Two reasons for top-K:

  1. Interpretability. A model with 30 disease features and 30 drug features is something a researcher can read directly. A model with 5,000 sparse code columns is not.
  2. Sample-size realism. Patient-mediated cohorts are small. Throwing thousands of features at a 50-patient cohort is a recipe for overfit nonsense. Top-K forces you to engage with which codes actually appear in your data.

And selecting top-K by unique patient count rather than raw record count is the right choice because chronic conditions that appear in every export for one patient would otherwise crowd out diagnoses that are genuinely common across the cohort.
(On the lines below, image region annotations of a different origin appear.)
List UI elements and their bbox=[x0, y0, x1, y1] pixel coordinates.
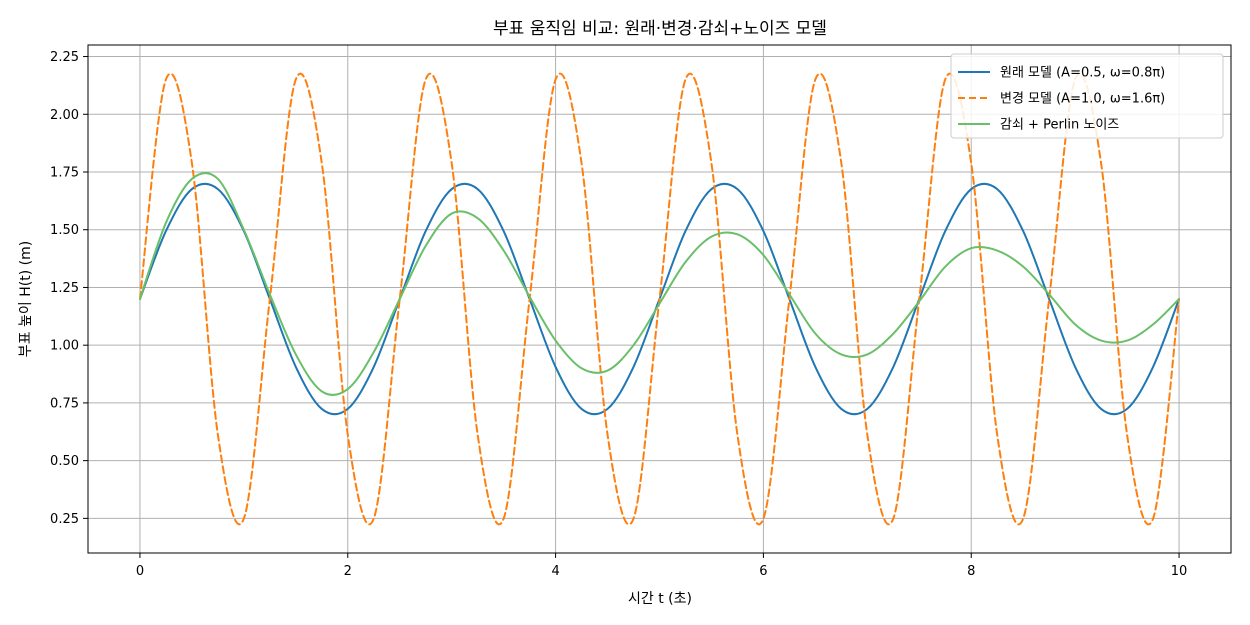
x-tick-label: 2 bbox=[344, 564, 352, 579]
y-tick-label: 0.25 bbox=[50, 512, 79, 527]
x-axis-label: 시간 t (초) bbox=[628, 591, 692, 607]
legend-label-1: 원래 모델 (A=0.5, ω=0.8π) bbox=[1000, 66, 1165, 81]
x-axis-ticks: 0 2 4 6 8 10 bbox=[136, 553, 1188, 579]
plot-frame bbox=[87, 44, 1232, 554]
x-tick-label: 6 bbox=[759, 564, 767, 579]
y-tick-label: 0.50 bbox=[50, 454, 79, 469]
y-axis-label: 부표 높이 H(t) (m) bbox=[18, 241, 34, 357]
legend-box bbox=[950, 53, 1224, 139]
y-tick-label: 1.50 bbox=[50, 223, 79, 238]
y-tick-label: 1.75 bbox=[50, 166, 79, 181]
x-tick-label: 8 bbox=[967, 564, 975, 579]
legend-label-2: 변경 모델 (A=1.0, ω=1.6π) bbox=[1000, 92, 1165, 107]
chart-title: 부표 움직임 비교: 원래·변경·감쇠+노이즈 모델 bbox=[493, 19, 827, 39]
x-tick-label: 0 bbox=[136, 564, 144, 579]
y-tick-label: 2.25 bbox=[50, 50, 79, 65]
y-tick-label: 1.00 bbox=[50, 339, 79, 354]
y-tick-label: 1.25 bbox=[50, 281, 79, 296]
series-layer bbox=[138, 72, 1181, 526]
y-tick-label: 0.75 bbox=[50, 396, 79, 411]
legend-label-3: 감쇠 + Perlin 노이즈 bbox=[1000, 118, 1119, 133]
y-axis-ticks: 0.25 0.50 0.75 1.00 1.25 1.50 1.75 2.00 2.25 bbox=[50, 50, 88, 527]
x-tick-label: 4 bbox=[551, 564, 559, 579]
series-line-3 bbox=[138, 172, 1181, 396]
y-tick-label: 2.00 bbox=[50, 108, 79, 123]
legend: 원래 모델 (A=0.5, ω=0.8π) 변경 모델 (A=1.0, ω=1.6… bbox=[950, 53, 1224, 139]
series-line-2 bbox=[138, 72, 1181, 526]
x-tick-label: 10 bbox=[1171, 564, 1188, 579]
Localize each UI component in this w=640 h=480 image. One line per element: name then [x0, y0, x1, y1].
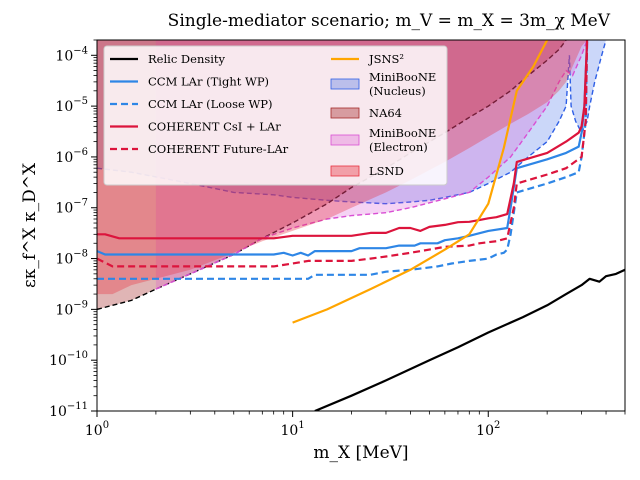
y-axis-label: εκ_f^X κ_D^X: [20, 162, 40, 288]
line-coherent-csi-lar: [97, 40, 589, 240]
legend-box: [103, 45, 448, 186]
region-edge-miniboone-electron: [155, 40, 588, 290]
legend-label-miniboone-nucleus: MiniBooNE (Nucleus): [369, 70, 436, 98]
x-tick-label: 101: [281, 420, 305, 439]
line-relic-density: [314, 268, 625, 411]
region-edge-miniboone-nucleus: [97, 40, 607, 205]
y-tick-label: 10−9: [55, 299, 88, 318]
legend-swatch-miniboone-electron: [330, 134, 360, 146]
legend-label-relic-density: Relic Density: [148, 52, 226, 66]
y-tick-label: 10−6: [55, 147, 88, 166]
legend-label-na64: NA64: [369, 106, 402, 120]
line-jsns-2: [292, 40, 549, 324]
legend-swatch-miniboone-nucleus: [330, 78, 360, 90]
legend-label-coherent-csi-lar: COHERENT CsI + LAr: [148, 120, 281, 134]
legend-label-miniboone-electron: MiniBooNE (Electron): [369, 126, 436, 154]
legend-label-ccm-lar-loose-wp: CCM LAr (Loose WP): [148, 97, 273, 111]
x-tick-label: 102: [476, 420, 500, 439]
legend-label-coherent-future-lar: COHERENT Future-LAr: [148, 142, 289, 156]
y-tick-label: 10−8: [55, 249, 88, 268]
legend-label-lsnd: LSND: [369, 164, 404, 178]
y-tick-label: 10−11: [49, 401, 88, 420]
chart-title: Single-mediator scenario; m_V = m_X = 3m…: [168, 11, 611, 31]
legend-label-jsns: JSNS²: [368, 52, 404, 66]
legend-label-ccm-lar-tight-wp: CCM LAr (Tight WP): [148, 75, 269, 89]
y-tick-label: 10−4: [55, 45, 88, 64]
legend-swatch-na64: [330, 107, 360, 119]
x-axis-label: m_X [MeV]: [313, 443, 408, 463]
y-tick-label: 10−5: [55, 96, 88, 115]
line-ccm-lar-tight-wp: [97, 40, 589, 257]
plot-frame: [96, 39, 626, 412]
axis-ticks: 100 101 102 10−11 10−10 10−9 10−8 10−7 10−6 10−5 1…: [49, 39, 626, 439]
y-tick-label: 10−10: [49, 350, 88, 369]
line-ccm-lar-loose-wp: [97, 40, 589, 280]
legend: Relic Density CCM LAr (Tight WP) CCM LAr (…: [103, 45, 448, 186]
y-tick-label: 10−7: [55, 198, 88, 217]
line-coherent-future-lar: [97, 40, 589, 268]
sensitivity-lines: [97, 40, 625, 411]
x-tick-label: 100: [85, 420, 109, 439]
legend-swatch-lsnd: [330, 165, 360, 177]
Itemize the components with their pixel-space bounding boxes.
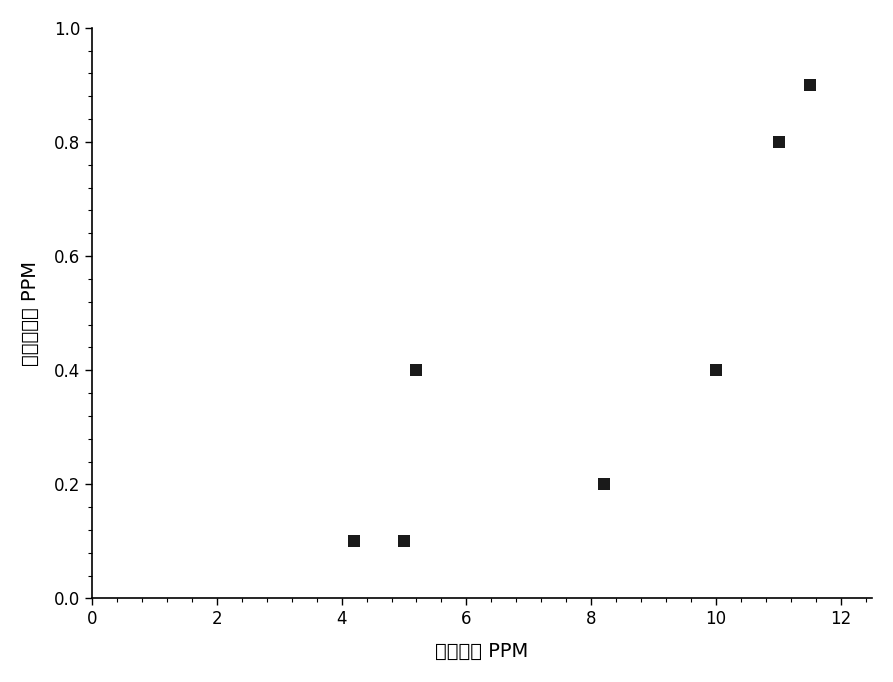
Point (709, 365, 723, 376)
Point (396, 536, 411, 547)
Point (409, 365, 423, 376)
Y-axis label: 净化后浓度 PPM: 净化后浓度 PPM (21, 261, 40, 366)
Point (346, 536, 361, 547)
X-axis label: 初始浓度 PPM: 初始浓度 PPM (436, 642, 529, 661)
Point (597, 479, 611, 490)
Point (772, 136, 786, 147)
Point (803, 79, 817, 90)
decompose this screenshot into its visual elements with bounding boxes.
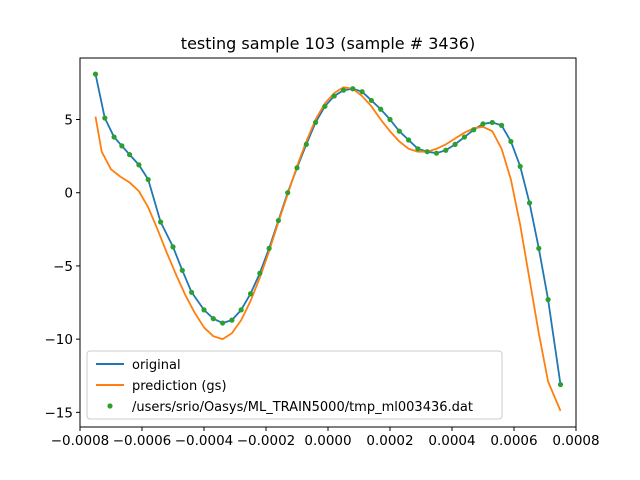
data-point: [285, 190, 291, 196]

A cohort of 50 patients in which 35 have diabetes is more interesting than one patient who has diabetes mentioned in 500 documents.

Bump K when your cohort is larger. Replace top-K with a code hierarchy (RxNorm ingredient classes, ATC groups, ICD-10 chapters, Mondo ancestors) when you have the time and the standards mappings.

What the feature matrix doesn't include

  • Temporal features. No "first event," "last event," "duration since first event." For longitudinal modeling, add these from patient_master.csv directly.
  • Survival outcomes. No event date, no follow-up duration. For time-to-event, build a separate outcomes frame.
  • Free-text features. The text column is ignored. Adding TF-IDF or embeddings is left as a downstream choice - patient-portal narratives are often boilerplate-heavy and benefit from cleaning before any NLP.

How the two outputs relate

The dashboard is for looking at the data. The feature matrix is for modeling the data. Most researchers use both: explore in the dashboard, hypothesize, then build a model against the feature matrix (or against custom features derived from the master CSV).

Both files reference the same patient_id values, so you can take an interesting cluster from the modeling side and filter the dashboard to those patients to read their actual records.

Bundling for handoff

After Stage 5, registry_forge_patient_bundle.zip packages all four output files:

registry_forge_patient_bundle.zip
├── patient_master.csv
├── patient_features.csv
├── dashboard.html
└── parse_log.csv

This is the natural unit of work - a single file you can email, attach to a JIRA ticket, or upload to a secure share. Each artifact is meaningful on its own; together they're a complete analytic data set.